Good point about double paying for storage. There's a long migration problem here to clean up. Most of my buckets have some frequently and some very infrequently accessed objects. To address this, there needs to be some sort of an active migration tool? Does R2 have this built in?
I’m not sure exactly what you mean by active migration tool, but my understanding is that they copy objects from s3 to r2 on the first request. So if you have infrequently accessed objects they won’t be copied and you won’t be double paying storage until it’s first requested.
Just an idea, maybe the first fetch from S3 should be allowed by R2 do delete the original object from S3 too, so that eventually we're only left with two mutually exclusive sets of files (and no double storage)
I thought about that too. It's could be a good solution because the challenge otherwise is going to be listing all objects in the bucket and comparing to what's in the R2 bucket, right?

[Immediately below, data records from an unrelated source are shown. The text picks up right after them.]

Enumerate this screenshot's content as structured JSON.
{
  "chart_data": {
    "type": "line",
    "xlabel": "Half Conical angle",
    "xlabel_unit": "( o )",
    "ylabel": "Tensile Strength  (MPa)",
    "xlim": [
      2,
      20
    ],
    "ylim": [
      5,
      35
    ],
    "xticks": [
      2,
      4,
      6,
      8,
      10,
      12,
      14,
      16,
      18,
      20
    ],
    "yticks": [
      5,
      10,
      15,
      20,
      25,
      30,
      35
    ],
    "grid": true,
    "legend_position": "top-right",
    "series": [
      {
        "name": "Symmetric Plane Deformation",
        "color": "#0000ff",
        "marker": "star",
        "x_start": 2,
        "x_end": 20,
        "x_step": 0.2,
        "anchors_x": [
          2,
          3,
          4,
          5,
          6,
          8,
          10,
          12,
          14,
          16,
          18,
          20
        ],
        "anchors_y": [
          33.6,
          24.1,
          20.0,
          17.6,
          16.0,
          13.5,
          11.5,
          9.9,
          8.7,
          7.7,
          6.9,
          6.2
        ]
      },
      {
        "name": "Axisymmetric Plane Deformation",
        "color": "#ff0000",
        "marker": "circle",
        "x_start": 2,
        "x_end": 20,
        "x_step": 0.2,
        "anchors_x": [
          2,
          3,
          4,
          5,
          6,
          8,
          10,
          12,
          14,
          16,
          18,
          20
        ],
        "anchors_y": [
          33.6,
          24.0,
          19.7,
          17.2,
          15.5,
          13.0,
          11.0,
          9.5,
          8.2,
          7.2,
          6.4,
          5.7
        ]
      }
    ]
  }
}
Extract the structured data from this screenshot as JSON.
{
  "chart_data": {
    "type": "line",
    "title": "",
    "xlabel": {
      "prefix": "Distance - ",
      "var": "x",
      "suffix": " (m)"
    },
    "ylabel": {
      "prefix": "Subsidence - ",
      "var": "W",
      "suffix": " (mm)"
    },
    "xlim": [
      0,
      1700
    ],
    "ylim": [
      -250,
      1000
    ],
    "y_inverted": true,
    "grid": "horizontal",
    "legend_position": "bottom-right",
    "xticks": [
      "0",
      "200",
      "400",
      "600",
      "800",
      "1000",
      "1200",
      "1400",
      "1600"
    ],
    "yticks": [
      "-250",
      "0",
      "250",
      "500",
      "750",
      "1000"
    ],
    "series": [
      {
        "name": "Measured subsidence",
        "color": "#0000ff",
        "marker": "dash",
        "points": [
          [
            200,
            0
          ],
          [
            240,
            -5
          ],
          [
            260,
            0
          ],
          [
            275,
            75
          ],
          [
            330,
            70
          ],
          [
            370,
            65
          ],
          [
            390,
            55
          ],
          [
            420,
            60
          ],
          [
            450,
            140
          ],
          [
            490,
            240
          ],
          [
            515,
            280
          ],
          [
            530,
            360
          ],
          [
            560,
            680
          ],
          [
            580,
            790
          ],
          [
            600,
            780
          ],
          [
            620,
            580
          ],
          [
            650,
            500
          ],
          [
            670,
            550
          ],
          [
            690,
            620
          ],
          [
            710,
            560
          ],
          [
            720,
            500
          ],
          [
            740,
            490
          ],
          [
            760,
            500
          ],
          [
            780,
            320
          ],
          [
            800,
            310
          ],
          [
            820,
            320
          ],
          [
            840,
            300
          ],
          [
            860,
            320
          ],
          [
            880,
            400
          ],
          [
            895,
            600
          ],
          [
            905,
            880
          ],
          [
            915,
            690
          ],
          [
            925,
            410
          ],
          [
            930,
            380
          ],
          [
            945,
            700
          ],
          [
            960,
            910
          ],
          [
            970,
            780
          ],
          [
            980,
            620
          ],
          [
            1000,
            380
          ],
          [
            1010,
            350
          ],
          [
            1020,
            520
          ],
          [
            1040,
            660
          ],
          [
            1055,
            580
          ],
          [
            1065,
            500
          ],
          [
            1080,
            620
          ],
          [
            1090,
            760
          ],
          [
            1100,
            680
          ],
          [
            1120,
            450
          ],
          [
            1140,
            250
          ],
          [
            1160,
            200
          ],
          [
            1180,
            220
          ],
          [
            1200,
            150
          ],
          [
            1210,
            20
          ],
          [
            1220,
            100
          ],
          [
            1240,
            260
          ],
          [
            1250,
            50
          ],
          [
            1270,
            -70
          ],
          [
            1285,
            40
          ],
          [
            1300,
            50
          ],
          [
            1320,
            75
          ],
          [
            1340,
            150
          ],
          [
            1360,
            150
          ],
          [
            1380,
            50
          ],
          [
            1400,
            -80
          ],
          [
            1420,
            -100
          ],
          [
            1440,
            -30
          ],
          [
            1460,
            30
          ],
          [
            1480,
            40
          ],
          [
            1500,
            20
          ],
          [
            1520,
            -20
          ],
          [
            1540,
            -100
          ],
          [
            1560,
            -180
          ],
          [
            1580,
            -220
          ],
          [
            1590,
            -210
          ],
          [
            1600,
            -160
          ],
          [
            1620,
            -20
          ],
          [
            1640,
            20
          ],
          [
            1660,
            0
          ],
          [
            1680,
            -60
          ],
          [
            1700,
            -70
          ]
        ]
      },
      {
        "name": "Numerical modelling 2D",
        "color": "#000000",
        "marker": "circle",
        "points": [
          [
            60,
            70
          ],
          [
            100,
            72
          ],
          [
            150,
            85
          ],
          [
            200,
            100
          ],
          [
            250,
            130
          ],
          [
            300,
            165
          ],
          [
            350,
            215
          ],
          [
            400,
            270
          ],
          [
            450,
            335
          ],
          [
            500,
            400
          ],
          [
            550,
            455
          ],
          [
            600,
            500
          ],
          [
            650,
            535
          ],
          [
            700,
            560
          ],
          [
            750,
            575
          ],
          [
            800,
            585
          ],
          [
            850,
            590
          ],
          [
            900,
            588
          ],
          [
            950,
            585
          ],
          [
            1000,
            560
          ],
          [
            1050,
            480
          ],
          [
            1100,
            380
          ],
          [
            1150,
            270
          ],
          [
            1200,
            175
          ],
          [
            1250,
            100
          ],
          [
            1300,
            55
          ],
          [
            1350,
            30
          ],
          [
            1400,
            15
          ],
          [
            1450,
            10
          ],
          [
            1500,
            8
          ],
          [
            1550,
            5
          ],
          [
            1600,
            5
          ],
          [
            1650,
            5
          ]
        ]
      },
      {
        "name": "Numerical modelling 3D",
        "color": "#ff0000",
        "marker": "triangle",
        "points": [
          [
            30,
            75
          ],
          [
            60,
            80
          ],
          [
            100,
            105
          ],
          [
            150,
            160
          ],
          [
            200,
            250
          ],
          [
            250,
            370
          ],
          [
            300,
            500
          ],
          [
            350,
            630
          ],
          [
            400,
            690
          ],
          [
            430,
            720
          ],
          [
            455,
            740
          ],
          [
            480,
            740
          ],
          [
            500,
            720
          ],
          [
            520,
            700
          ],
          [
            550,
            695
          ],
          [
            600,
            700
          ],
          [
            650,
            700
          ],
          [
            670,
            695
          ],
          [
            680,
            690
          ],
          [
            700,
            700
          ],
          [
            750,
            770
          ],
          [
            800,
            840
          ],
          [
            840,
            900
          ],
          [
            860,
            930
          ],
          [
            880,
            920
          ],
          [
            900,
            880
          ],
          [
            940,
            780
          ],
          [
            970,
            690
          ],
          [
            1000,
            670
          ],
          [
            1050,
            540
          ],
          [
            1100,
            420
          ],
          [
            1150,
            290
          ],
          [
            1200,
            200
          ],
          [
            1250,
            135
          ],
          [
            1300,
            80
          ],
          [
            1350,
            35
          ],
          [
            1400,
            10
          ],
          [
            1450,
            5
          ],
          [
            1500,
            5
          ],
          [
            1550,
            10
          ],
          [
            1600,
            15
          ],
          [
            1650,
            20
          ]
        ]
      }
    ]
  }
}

- Set up SQS to populate with S3 Create events. SQS listeners just make a GET request to R2 for that file.
- Generate S3 events and populate SQS by running List operations or by abusing S3 Lifecycle Management.
- Let it process.
- Switch writes to R2.
This all assumes you can’t delete from S3 till R2 is fully ready. Depending on the application, you could switch over writes to R2 in a different step and also possibly delete the S3 file in the SQS processor.